How to protect your family's documents with encryption

When I Die Files··7 min read
How to protect your family's documents with encryption

My mom keeps her important documents in a fireproof lockbox in her closet. Birth certificates, the deed to the house, insurance policies. She feels good about that setup, and honestly, for a long time it was the best option available.

But here's the thing she hadn't thought about: what happens if she needs to share those documents with me, and we live in different states? What happens if a flood takes the whole house? And what about the stuff that doesn't fit in a lockbox -- passwords, account numbers, the letter she wrote to my sister?

That's where digital storage comes in. And that's where most people's eyes glaze over, because someone starts talking about "encryption protocols" and "256-bit keys" and suddenly it feels like you need a computer science degree just to keep your family's paperwork safe.

You don't. Let me explain this the way I wish someone had explained it to me.

What encryption actually means (no jargon, I promise)

Think about sending a postcard. Anyone who handles that postcard along the way -- the mail carrier, the sorting facility, a nosy neighbor -- can flip it over and read what you wrote. That's what most digital storage looks like. Your files sit on a company's server, and technically, people at that company could look at them. Hackers who break into that server could read them too.

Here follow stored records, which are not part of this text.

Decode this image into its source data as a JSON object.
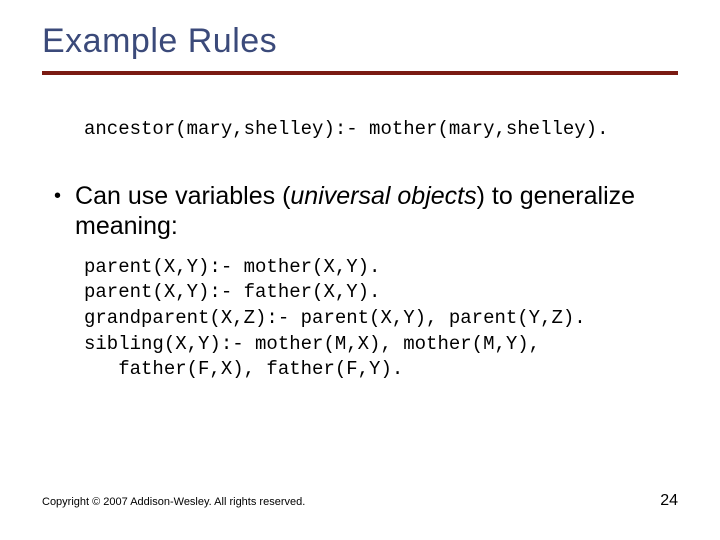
{
  "title": "Example Rules",
  "code_top": "ancestor(mary,shelley):- mother(mary,shelley).",
  "bullet": {
    "pre": "Can use variables (",
    "italic": "universal objects",
    "post": ") to generalize meaning:"
  },
  "code_bottom": "parent(X,Y):- mother(X,Y).\nparent(X,Y):- father(X,Y).\ngrandparent(X,Z):- parent(X,Y), parent(Y,Z).\nsibling(X,Y):- mother(M,X), mother(M,Y),\n   father(F,X), father(F,Y).",
  "footer": {
    "copyright": "Copyright © 2007 Addison-Wesley. All rights reserved.",
    "page": "24"
  }
}
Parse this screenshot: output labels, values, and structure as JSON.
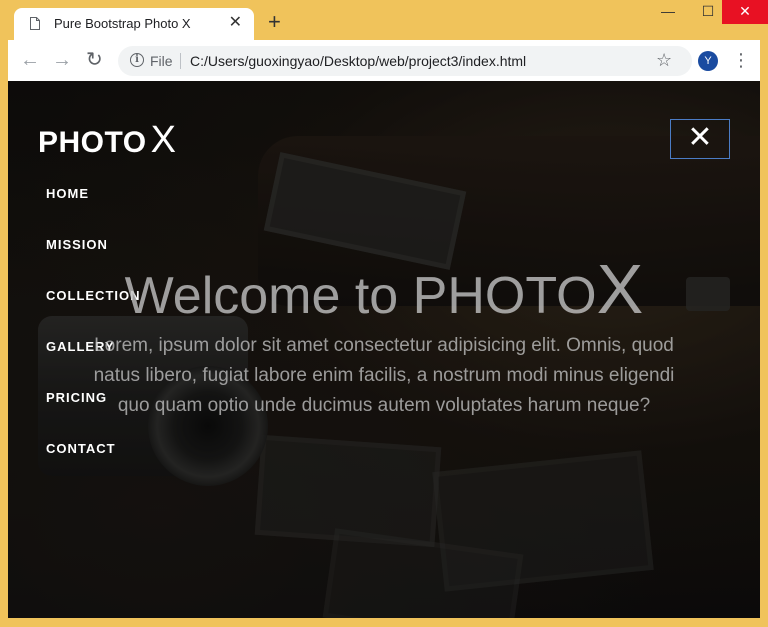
{
  "browser": {
    "tab_title": "Pure Bootstrap Photo X",
    "tab_close": "✕",
    "new_tab": "+",
    "file_label": "File",
    "url": "C:/Users/guoxingyao/Desktop/web/project3/index.html",
    "profile_initial": "Y",
    "win_min": "—",
    "win_max": "☐",
    "win_close": "✕",
    "icons": {
      "back": "back-arrow-icon",
      "forward": "forward-arrow-icon",
      "reload": "reload-icon",
      "info": "info-icon",
      "star": "star-icon",
      "menu": "kebab-menu-icon",
      "tab_doc": "document-icon"
    }
  },
  "page": {
    "brand_photo": "PHOTO",
    "brand_x": "X",
    "close_label": "✕",
    "nav": [
      {
        "label": "HOME"
      },
      {
        "label": "MISSION"
      },
      {
        "label": "COLLECTION"
      },
      {
        "label": "GALLERY"
      },
      {
        "label": "PRICING"
      },
      {
        "label": "CONTACT"
      }
    ],
    "hero_title_prefix": "Welcome to PHOTO",
    "hero_title_x": "X",
    "hero_text": "Lorem, ipsum dolor sit amet consectetur adipisicing elit. Omnis, quod natus libero, fugiat labore enim facilis, a nostrum modi minus eligendi quo quam optio unde ducimus autem voluptates harum neque?"
  },
  "colors": {
    "window_frame": "#f0c35b",
    "close_border": "#4b7cc5",
    "win_close_bg": "#e81123"
  }
}
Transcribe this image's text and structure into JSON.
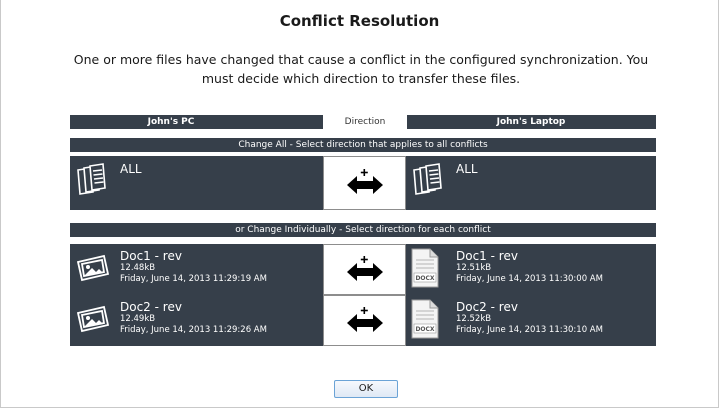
{
  "dialog": {
    "title": "Conflict Resolution",
    "message": "One or more files have changed that cause a conflict in the configured synchronization.  You must decide which direction to transfer these files."
  },
  "header": {
    "left": "John's PC",
    "middle": "Direction",
    "right": "John's Laptop"
  },
  "change_all": {
    "section_label": "Change All - Select direction that applies to all conflicts",
    "left_label": "ALL",
    "right_label": "ALL",
    "left_icon": "multiple-documents-icon",
    "right_icon": "multiple-documents-icon",
    "direction_icon": "bidirectional-arrow-icon"
  },
  "individual": {
    "section_label": "or Change Individually - Select direction for each conflict",
    "rows": [
      {
        "left": {
          "name": "Doc1 - rev",
          "size": "12.48kB",
          "date": "Friday, June 14, 2013 11:29:19 AM"
        },
        "right": {
          "name": "Doc1 - rev",
          "size": "12.51kB",
          "date": "Friday, June 14, 2013 11:30:00 AM"
        }
      },
      {
        "left": {
          "name": "Doc2 - rev",
          "size": "12.49kB",
          "date": "Friday, June 14, 2013 11:29:26 AM"
        },
        "right": {
          "name": "Doc2 - rev",
          "size": "12.52kB",
          "date": "Friday, June 14, 2013 11:30:10 AM"
        }
      }
    ],
    "left_icon": "photo-document-icon",
    "right_icon": "docx-file-icon",
    "file_badge": "DOCX"
  },
  "footer": {
    "ok_label": "OK"
  },
  "colors": {
    "panel": "#363f4a",
    "text": "#ffffff",
    "ok_border": "#6ba3d6"
  }
}
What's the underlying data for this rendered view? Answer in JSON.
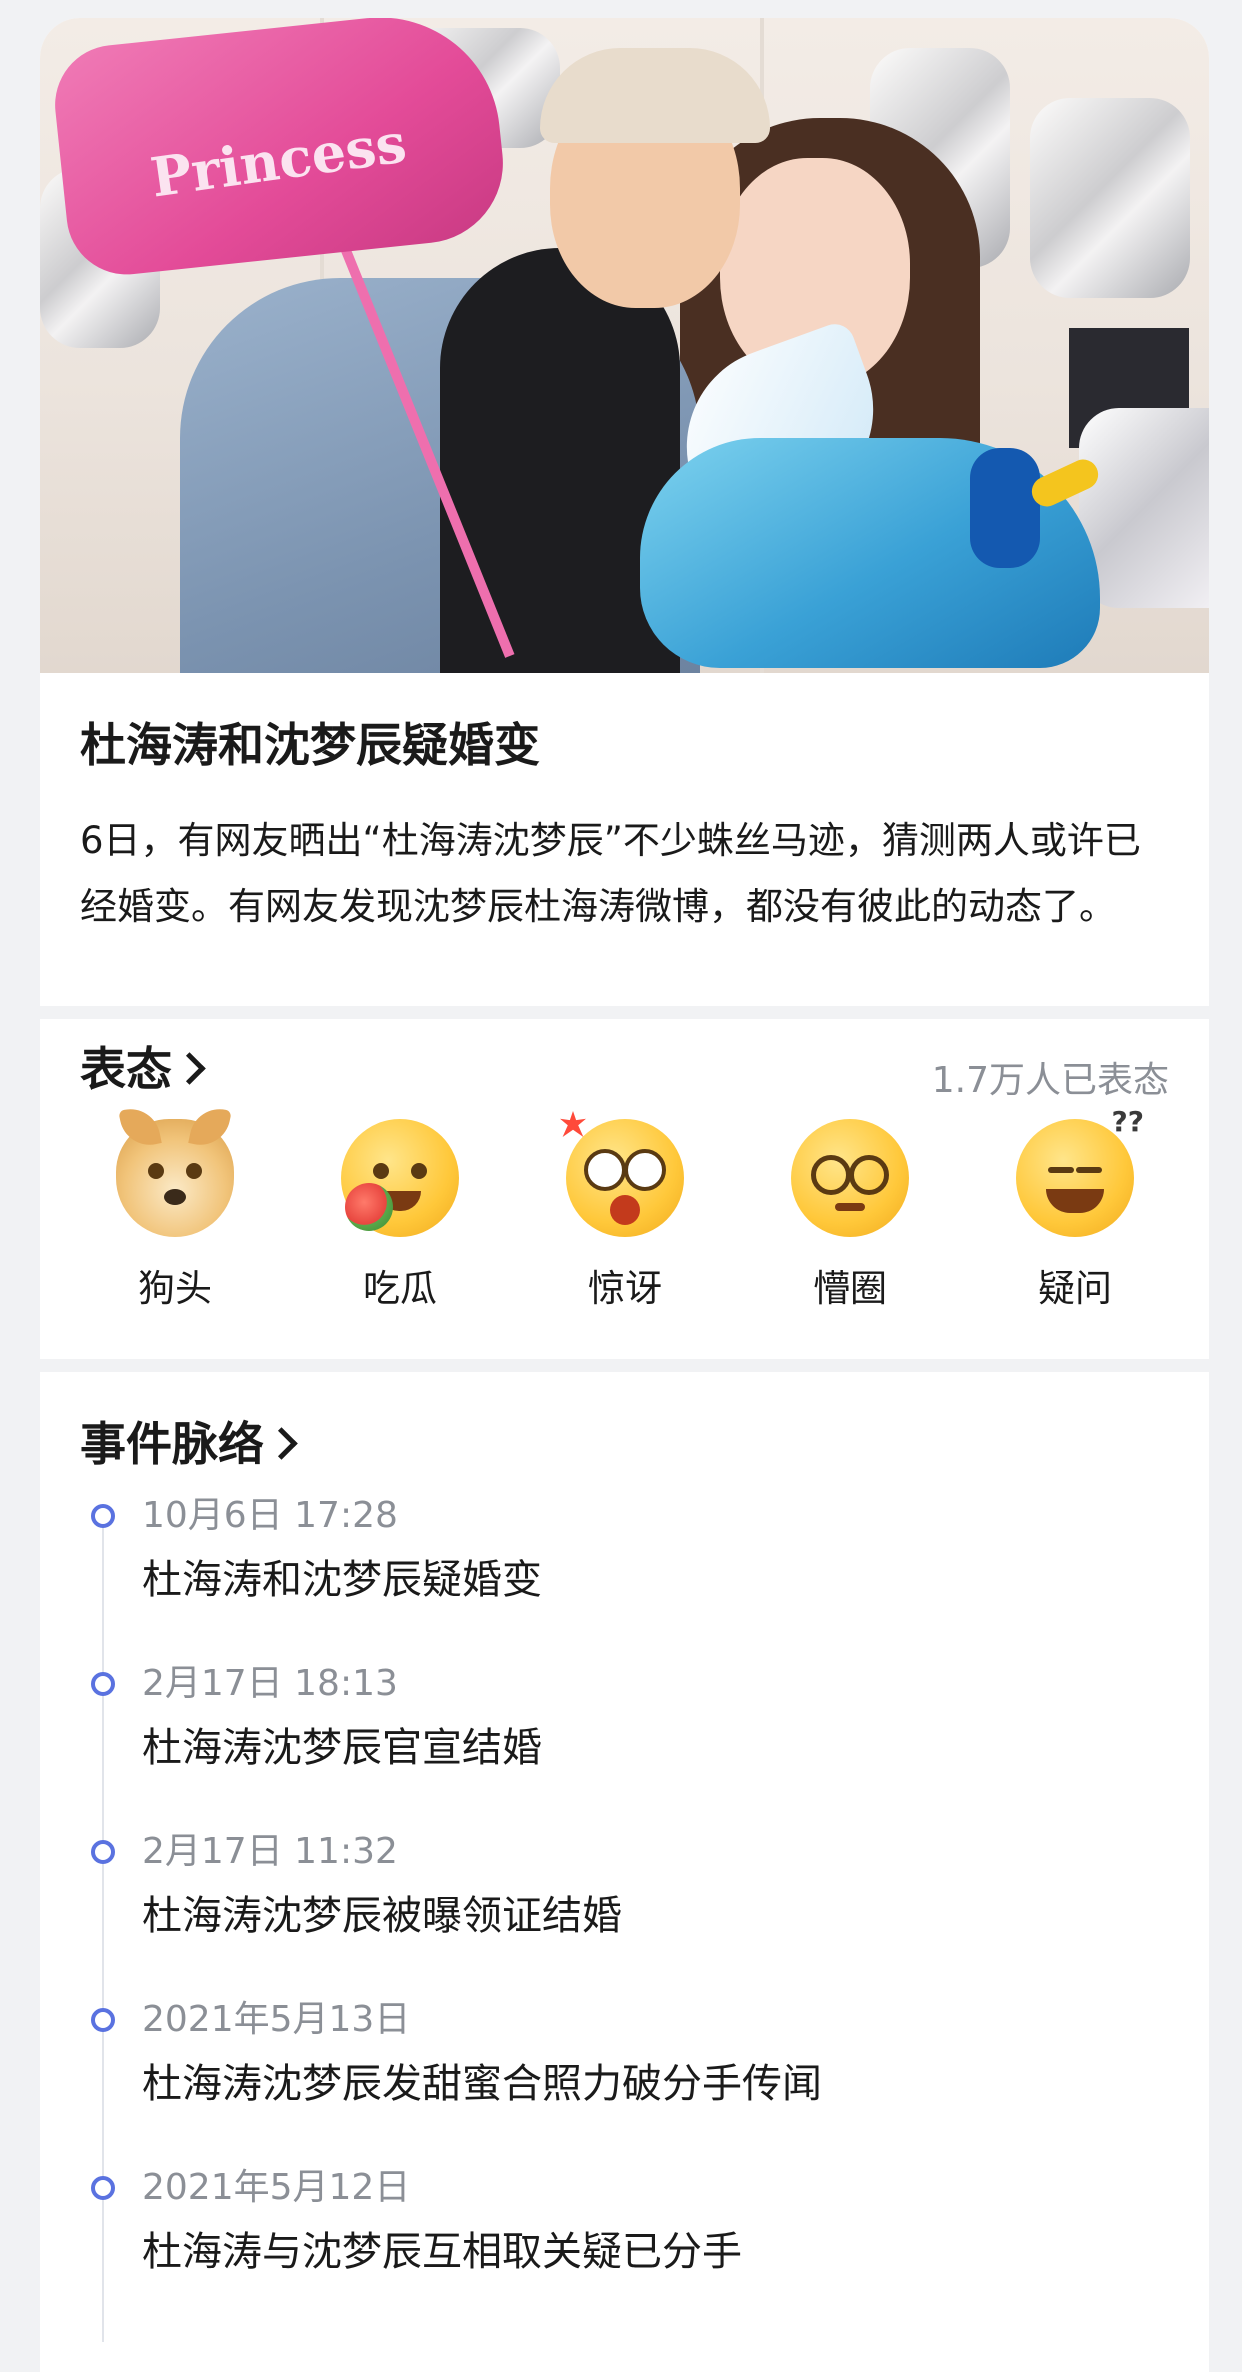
{
  "news": {
    "title": "杜海涛和沈梦辰疑婚变",
    "description": "6日，有网友晒出“杜海涛沈梦辰”不少蛛丝马迹，猜测两人或许已经婚变。有网友发现沈梦辰杜海涛微博，都没有彼此的动态了。",
    "image_balloon_text": "Princess"
  },
  "reactions": {
    "title": "表态",
    "count": "1.7万人已表态",
    "items": [
      {
        "label": "狗头",
        "icon": "doge-emoji-icon"
      },
      {
        "label": "吃瓜",
        "icon": "eating-melon-emoji-icon"
      },
      {
        "label": "惊讶",
        "icon": "surprised-emoji-icon"
      },
      {
        "label": "懵圈",
        "icon": "dizzy-emoji-icon"
      },
      {
        "label": "疑问",
        "icon": "puzzled-emoji-icon"
      }
    ]
  },
  "timeline": {
    "title": "事件脉络",
    "events": [
      {
        "date": "10月6日 17:28",
        "text": "杜海涛和沈梦辰疑婚变"
      },
      {
        "date": "2月17日 18:13",
        "text": "杜海涛沈梦辰官宣结婚"
      },
      {
        "date": "2月17日 11:32",
        "text": "杜海涛沈梦辰被曝领证结婚"
      },
      {
        "date": "2021年5月13日",
        "text": "杜海涛沈梦辰发甜蜜合照力破分手传闻"
      },
      {
        "date": "2021年5月12日",
        "text": "杜海涛与沈梦辰互相取关疑已分手"
      }
    ]
  },
  "colors": {
    "timeline_dot": "#5a72e0",
    "muted_text": "#8b8f96",
    "background": "#f1f2f4"
  }
}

Now imagine you wrote that postcard in a code that only you and the recipient understand. Even if someone intercepts it, they just see gibberish. That's encryption.

End-to-end encryption takes it one step further. It means the message gets scrambled on your device before it ever leaves, and it only gets unscrambled on the recipient's device. The company carrying the message never has the key. They couldn't read your stuff even if they wanted to, even if a court ordered them to, even if a hacker broke into every server they own.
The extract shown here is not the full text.